The Journal of Personal and Social Psychology found that when judging future events, participants engaged in focalism, or the tendency to focus too heavily on the event in question and not enough on other events. College football fans overpredicted how long the outcome of a game would influence their happiness, but overpredictions lessened when they first considered how much time they would spend on other future activities. The same mechanism is present in retrospection, where focalism can cause people to overestimate how happy they were at the time.

 

Another possible explanation accounts for rosy retrospection and the tendency to lose track of moments occurring between notable events. Psychological Review hypothesizes that people hold implicit theories used to construct personal histories, and thus their predictions and recollections. When applied to a specific type of event, people guide recollections positively or negatively to support their implicit theories. “An implicit theory of spring break as an affectively intense event may fail to take into account all the break’s relatively neutral moments, resulting in an overestimation of both global positive affect and global negative affect,” according to Psychological Science.

Similar Terms and Concepts

In many cases, people’s anticipation and recollection of events is more favorable than the report of the event when it occurs, the Journal of Experimental Social Psychology notes.

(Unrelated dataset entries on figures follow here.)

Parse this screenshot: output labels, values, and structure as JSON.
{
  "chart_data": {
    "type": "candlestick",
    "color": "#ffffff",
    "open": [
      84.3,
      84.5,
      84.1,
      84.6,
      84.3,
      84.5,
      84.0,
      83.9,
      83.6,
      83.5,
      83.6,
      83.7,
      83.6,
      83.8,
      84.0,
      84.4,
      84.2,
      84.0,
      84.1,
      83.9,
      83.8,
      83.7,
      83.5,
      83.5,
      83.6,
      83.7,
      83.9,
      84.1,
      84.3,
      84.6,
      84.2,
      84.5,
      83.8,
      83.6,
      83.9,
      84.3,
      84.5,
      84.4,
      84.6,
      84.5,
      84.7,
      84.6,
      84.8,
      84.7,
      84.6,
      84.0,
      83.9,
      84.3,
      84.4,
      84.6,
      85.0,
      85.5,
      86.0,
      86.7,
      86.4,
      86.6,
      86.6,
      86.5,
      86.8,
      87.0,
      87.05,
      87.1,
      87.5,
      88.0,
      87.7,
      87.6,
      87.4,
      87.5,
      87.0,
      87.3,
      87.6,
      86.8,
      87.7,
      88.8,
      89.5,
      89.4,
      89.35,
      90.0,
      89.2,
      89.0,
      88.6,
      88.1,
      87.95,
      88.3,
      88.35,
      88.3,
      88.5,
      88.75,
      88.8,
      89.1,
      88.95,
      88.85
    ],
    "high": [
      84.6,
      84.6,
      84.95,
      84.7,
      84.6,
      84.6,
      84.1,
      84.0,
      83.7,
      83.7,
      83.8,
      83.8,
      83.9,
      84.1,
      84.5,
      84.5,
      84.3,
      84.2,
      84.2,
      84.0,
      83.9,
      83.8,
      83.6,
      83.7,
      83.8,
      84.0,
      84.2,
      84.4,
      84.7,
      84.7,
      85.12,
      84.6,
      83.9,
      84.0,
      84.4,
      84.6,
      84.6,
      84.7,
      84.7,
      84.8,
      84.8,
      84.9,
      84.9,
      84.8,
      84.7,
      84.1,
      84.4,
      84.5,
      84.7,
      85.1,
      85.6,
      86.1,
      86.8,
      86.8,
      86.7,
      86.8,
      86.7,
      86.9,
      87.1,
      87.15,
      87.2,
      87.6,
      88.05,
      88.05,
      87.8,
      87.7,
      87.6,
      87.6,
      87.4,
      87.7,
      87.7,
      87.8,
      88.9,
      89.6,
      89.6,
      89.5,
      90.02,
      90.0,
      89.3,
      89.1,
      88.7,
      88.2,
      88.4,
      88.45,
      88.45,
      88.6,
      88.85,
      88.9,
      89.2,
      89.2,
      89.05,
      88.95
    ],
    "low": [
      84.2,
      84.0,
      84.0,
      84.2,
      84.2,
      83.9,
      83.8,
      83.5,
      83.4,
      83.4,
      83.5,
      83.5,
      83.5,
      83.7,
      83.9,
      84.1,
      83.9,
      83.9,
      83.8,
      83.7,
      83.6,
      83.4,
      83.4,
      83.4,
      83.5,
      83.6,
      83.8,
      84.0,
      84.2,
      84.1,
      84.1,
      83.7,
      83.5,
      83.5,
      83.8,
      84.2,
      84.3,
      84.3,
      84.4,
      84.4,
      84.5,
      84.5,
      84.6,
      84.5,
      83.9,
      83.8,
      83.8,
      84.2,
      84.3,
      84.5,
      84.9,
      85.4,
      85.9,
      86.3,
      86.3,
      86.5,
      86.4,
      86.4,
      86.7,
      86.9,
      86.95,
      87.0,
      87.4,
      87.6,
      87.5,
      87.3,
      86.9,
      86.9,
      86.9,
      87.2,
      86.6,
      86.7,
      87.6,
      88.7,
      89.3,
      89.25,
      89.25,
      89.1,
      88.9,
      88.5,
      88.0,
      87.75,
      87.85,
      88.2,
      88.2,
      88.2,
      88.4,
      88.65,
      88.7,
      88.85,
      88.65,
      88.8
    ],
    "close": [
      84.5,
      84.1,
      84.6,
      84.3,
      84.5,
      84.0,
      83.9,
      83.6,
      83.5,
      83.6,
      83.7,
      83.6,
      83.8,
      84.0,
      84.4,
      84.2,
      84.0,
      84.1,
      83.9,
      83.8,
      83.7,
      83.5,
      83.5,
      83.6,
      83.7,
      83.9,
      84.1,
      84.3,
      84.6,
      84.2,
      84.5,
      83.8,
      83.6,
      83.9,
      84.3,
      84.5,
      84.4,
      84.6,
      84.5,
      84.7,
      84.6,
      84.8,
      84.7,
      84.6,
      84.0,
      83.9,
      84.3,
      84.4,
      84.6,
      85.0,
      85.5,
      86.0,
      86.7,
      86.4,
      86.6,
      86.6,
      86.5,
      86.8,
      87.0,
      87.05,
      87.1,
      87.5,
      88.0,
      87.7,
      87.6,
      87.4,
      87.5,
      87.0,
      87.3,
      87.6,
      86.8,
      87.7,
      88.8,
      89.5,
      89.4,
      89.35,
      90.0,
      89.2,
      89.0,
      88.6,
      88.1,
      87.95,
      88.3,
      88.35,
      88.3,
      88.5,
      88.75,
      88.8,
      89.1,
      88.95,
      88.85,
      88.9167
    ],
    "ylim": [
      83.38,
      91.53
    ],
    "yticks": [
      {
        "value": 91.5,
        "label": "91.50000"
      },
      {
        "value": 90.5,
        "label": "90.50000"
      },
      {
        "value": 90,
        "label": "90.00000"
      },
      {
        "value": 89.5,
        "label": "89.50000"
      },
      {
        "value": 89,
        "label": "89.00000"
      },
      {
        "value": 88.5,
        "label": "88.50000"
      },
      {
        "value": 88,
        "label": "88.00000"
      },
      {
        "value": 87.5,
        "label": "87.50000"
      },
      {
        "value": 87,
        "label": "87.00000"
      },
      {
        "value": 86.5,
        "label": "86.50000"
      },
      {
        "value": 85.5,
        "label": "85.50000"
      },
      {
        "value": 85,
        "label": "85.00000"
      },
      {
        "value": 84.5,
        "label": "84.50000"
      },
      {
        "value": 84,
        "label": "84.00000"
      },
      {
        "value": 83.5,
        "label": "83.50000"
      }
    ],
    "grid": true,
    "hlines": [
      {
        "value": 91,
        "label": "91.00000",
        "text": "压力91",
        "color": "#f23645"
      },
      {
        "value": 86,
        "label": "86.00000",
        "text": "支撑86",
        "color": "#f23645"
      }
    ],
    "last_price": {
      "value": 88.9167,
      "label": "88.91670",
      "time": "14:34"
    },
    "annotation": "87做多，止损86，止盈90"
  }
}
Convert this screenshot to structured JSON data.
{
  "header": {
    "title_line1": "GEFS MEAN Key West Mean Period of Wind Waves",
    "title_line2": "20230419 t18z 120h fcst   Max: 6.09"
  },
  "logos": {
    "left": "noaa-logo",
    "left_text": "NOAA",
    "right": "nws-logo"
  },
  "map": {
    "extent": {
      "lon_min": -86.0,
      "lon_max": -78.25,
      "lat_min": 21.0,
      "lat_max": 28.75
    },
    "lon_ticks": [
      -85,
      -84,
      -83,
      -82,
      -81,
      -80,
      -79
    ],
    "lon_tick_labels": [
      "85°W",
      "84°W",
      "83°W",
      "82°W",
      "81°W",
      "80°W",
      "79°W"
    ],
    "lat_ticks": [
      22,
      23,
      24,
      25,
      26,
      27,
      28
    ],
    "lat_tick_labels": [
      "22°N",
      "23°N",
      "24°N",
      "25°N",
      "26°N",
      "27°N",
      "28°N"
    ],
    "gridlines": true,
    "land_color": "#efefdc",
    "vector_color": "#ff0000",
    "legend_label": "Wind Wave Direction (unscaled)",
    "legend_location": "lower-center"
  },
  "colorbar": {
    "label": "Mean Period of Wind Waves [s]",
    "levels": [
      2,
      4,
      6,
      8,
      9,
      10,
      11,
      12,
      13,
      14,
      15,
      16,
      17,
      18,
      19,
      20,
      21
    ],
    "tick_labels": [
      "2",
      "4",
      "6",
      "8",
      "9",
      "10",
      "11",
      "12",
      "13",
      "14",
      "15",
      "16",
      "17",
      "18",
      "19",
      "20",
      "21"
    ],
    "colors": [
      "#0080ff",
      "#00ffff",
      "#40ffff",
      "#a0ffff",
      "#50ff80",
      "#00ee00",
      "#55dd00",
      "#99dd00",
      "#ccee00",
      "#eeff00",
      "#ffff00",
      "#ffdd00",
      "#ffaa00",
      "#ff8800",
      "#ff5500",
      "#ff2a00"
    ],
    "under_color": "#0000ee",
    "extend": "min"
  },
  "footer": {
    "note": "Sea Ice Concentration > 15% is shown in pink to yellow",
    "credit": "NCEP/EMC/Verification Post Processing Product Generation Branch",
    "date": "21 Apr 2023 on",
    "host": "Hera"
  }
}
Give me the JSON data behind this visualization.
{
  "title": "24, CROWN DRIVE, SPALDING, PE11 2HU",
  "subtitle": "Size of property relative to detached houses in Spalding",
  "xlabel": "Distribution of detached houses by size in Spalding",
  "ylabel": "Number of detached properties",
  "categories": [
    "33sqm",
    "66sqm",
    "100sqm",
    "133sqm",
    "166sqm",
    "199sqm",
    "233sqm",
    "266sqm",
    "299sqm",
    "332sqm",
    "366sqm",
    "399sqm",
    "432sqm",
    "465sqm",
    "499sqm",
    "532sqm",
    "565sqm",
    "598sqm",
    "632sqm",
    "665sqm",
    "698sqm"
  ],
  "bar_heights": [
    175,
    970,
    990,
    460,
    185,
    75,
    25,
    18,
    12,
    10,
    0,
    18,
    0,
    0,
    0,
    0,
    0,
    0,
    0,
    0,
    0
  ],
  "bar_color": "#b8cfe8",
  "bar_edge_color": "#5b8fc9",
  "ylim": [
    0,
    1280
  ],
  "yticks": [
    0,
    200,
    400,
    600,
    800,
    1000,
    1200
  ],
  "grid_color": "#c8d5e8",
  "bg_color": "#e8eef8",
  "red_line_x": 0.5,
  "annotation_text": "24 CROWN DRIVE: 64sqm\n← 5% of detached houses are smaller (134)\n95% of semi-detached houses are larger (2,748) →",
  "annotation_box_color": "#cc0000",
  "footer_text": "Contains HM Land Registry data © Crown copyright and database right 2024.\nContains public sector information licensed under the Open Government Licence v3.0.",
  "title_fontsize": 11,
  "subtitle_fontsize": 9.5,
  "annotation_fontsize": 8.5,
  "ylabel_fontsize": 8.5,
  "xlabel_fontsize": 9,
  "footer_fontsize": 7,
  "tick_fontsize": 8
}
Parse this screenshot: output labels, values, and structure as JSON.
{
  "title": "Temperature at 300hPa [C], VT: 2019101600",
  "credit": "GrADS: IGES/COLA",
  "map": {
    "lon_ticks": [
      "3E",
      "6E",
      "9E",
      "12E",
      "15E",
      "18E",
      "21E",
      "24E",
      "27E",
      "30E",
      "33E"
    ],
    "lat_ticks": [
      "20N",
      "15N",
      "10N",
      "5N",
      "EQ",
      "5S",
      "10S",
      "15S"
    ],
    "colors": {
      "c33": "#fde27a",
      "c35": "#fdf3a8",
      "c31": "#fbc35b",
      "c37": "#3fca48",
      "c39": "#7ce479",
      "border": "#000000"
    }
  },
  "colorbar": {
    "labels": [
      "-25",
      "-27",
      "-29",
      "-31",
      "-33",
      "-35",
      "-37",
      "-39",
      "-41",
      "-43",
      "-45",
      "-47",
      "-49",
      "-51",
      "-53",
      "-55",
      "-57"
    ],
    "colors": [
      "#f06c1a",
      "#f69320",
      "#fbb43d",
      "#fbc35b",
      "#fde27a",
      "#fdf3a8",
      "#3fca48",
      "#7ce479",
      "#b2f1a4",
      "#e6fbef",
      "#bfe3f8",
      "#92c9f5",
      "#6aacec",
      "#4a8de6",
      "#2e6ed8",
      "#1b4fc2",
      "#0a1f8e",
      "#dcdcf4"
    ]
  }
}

The authors distinguish this phenomenon as a group of three distinct processes to create a “rosy view.”

  • Rosy Prospection: Tendency to anticipate events as more favorable and positive than at the time of the experience.
  • Dampening: Tendency to minimize the favorability or pleasure of current events or events that have occurred very recently.
  • Rosy Retrospection: Tendency to remember and recollect events more fondly and positively than they were at the time of the experience.

The fading affect bias is also associated with rosy retrospection. The fading affect bias is a healthy coping behavior where the affect associated with a negative event fades more quickly than the affect associated with a positive event. Like rosy retrospection, the fading affect bias can support a positive view of the self, and Applied Cognitive Psychology adds that it may induce individuals to be positive and action-oriented to better face and master life challenges. In Advances in Consumer Research, the fading affect bias is “a reason for the typical ‘rosy view’ phenomenon.”